Un comité d'entreprise extraordinaire, dont l'avis n'est que consultatif, a rendu un avis négatif "à l'unanimité" sur le plan de sauvegarde de l'emploi (PSE) présenté par le groupe américain, selon les délégués CGT et FO.

Une première moûture de ce plan, présenté et rejeté par le CE le 18 décembre dernier, avait été ensuite retoquée le 28 janvier par la Direction régionale des entreprises, de la concurrence, de la consommation, du travail et de l'emploi (Direccte).

"C'était juste une formalité. Ford ne change pas de cap. Ils ont expliqué comme en décembre dernier qu'il n'était pas question d'une reprise", a indiqué à l'AFP le délégué CGT Philippe Poutou alors que selon l'élu FO Jean-Marc Chavant "Ford n'a pas bougé d'un iota".

Mais "nous avons fait les choses sérieusement, nous avons réargumenté contre la logique de fermeture", a indiqué M. Poutou.

La direction de Ford s'est pour sa part refusée à tout commentaire.

La Direccte a maintenant 21 jours pour homologuer ou non le PSE.

Les syndicats espèrent maintenant pouvoir trouver une solution en rencontrant le ministre de l'Economie Bruno Le Maire, peut-être le 14 février, à Bercy.
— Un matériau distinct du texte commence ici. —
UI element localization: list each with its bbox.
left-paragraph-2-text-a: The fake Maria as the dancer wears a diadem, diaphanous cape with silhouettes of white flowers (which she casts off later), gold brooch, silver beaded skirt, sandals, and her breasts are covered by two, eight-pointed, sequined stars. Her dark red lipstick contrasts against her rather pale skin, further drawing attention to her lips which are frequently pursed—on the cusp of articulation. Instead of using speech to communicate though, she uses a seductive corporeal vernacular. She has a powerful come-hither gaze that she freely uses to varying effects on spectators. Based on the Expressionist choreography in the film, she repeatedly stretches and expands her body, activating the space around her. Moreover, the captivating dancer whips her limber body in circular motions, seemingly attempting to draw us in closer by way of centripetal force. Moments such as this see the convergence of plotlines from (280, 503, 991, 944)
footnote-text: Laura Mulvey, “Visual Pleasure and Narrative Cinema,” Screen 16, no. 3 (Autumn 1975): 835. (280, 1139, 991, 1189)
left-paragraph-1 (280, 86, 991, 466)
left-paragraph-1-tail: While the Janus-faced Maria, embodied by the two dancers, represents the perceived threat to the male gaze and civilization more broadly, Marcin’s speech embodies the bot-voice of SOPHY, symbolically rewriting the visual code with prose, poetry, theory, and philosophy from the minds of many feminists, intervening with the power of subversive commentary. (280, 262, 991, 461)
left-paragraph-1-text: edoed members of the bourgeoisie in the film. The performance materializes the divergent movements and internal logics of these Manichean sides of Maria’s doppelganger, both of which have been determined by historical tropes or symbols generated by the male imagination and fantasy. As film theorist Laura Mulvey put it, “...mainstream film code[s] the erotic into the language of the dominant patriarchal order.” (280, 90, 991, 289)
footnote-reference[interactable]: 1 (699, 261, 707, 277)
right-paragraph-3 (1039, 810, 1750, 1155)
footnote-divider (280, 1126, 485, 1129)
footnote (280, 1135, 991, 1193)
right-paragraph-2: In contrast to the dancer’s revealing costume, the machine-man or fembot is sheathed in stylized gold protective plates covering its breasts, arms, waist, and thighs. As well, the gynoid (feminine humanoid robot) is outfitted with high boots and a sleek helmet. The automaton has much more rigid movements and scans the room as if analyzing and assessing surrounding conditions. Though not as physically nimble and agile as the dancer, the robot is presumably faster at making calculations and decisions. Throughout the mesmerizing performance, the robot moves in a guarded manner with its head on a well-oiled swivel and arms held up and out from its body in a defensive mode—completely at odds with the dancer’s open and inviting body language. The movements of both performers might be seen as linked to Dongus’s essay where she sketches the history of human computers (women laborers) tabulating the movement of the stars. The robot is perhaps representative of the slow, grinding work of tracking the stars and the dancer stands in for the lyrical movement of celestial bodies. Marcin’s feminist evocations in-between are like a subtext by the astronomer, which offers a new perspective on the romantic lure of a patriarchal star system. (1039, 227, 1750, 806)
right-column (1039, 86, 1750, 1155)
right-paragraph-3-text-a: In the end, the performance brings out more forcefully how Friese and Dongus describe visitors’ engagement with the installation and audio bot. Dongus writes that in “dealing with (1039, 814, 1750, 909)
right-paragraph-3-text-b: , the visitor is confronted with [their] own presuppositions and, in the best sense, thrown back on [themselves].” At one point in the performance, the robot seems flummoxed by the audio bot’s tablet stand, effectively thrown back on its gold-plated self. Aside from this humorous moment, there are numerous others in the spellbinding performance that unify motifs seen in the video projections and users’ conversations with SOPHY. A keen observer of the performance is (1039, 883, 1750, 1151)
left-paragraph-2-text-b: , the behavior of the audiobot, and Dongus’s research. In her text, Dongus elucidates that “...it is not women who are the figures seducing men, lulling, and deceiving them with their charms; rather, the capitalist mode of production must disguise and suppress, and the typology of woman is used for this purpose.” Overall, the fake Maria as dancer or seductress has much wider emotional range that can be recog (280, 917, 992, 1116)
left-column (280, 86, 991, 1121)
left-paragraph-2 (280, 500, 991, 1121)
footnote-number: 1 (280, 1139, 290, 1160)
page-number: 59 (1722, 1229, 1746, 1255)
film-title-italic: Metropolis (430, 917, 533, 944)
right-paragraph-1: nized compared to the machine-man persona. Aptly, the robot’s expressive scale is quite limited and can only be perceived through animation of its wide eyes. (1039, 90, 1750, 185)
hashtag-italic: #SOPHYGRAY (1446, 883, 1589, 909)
"On insiste pour que l'Etat intervienne même si le projet Punch tombe à l'eau, ce qui est à envisager aujourd'hui", a affirmé M. Poutou, "il faut une autre solution. On ne se résigne pas à la fermeture de l'usine, à l'arrêt de l'activité sur le site de Blanquefort", a-t-il dit.

L'Etat "doit mettre ses actes en accord avec ses déclarations fracassantes ou nous dire dans les yeux que +c'est mort+", selon l'élu FO en référence aux accusations de "trahison" lancées par le ministre de l'Economie.

Le constructeur américain Ford a annoncé début 2018 son intention de se désengager de l'usine de boîtes de vitesse, implantée en 1972 et qui emploie quelque 850 personnes près de Bordeaux. Il avait refusé une offre de reprise de la société franco-belge basée à Strasbourg Punch-Powerglide, pourtant appuyée par l'Etat et les syndicats.

L'offre permettrait de conserver environ 400 emplois mais les syndicats sont pessimistes sur ses chances après avoir rencontré le 1er février la direction de Punch à Strasbourg.